Data: 03/06/2017, Przekrój
Niektórzy akceptują taniec dopiero po osiągnięciu przez niego rangi sztuki wysokiej.Takie stanowisko zajął już chociażby w Prawach Platon i dlatego podziwiał jedynie „ uroczyste ruchy pięknych ciał”, a wyrażał stanowczy sprzeciw wobec wszelkich zmysłowych i bachicznych form tańca połączonych z magią czy też innymi obrzędami niższego według niego rzędu. Inni wręcz odwrotnie. Traktują taniec w kategorii (często błahej) rozrywki. W istocie jedni i drudzy mają rację. Taniec pojawia się w różnych aspektach życia, a co więcej towarzyszył człowiekowi „od zawsze” i jest przypuszczalnie pierwszą formą sztuki.

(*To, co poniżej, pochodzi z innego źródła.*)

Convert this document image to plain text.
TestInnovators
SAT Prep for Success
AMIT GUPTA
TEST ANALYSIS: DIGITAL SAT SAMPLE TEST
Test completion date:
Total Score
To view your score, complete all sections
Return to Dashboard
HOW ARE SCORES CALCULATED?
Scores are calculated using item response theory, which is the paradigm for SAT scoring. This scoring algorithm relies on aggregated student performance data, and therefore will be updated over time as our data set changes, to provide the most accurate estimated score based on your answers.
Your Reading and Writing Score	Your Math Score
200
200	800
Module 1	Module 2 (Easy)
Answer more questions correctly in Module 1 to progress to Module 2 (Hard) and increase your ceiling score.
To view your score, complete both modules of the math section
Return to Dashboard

Zjawisku tańca postanowili w tym roku przyjrzeć się organizatorzy 14. edycji Millennium Docs Against Gravity Film Festival, inicjując nową sekcję filmową – Doc Dance. Decyzja ta wpisała się w tegoroczne hasło festiwalowe – Oderwij się! I to wcale nie tylko od codziennych przyzwyczajeń i stereotypów, lecz także od sposobów rozumienia i opisywania świata. „Gdy świat zmienia się w szybkim tempie, teraźniejszość w tym samym tempie się kurczy. Rozpędzona przyszłość podmywa istotę teraźniejszości[...] Reżyserzy szukają elementów teraźniejszości, które są poza czasem, które nie będą przeszłością już jutro” – napisał we wstępie do katalogu dyrektor festiwalu Artur Liebhart.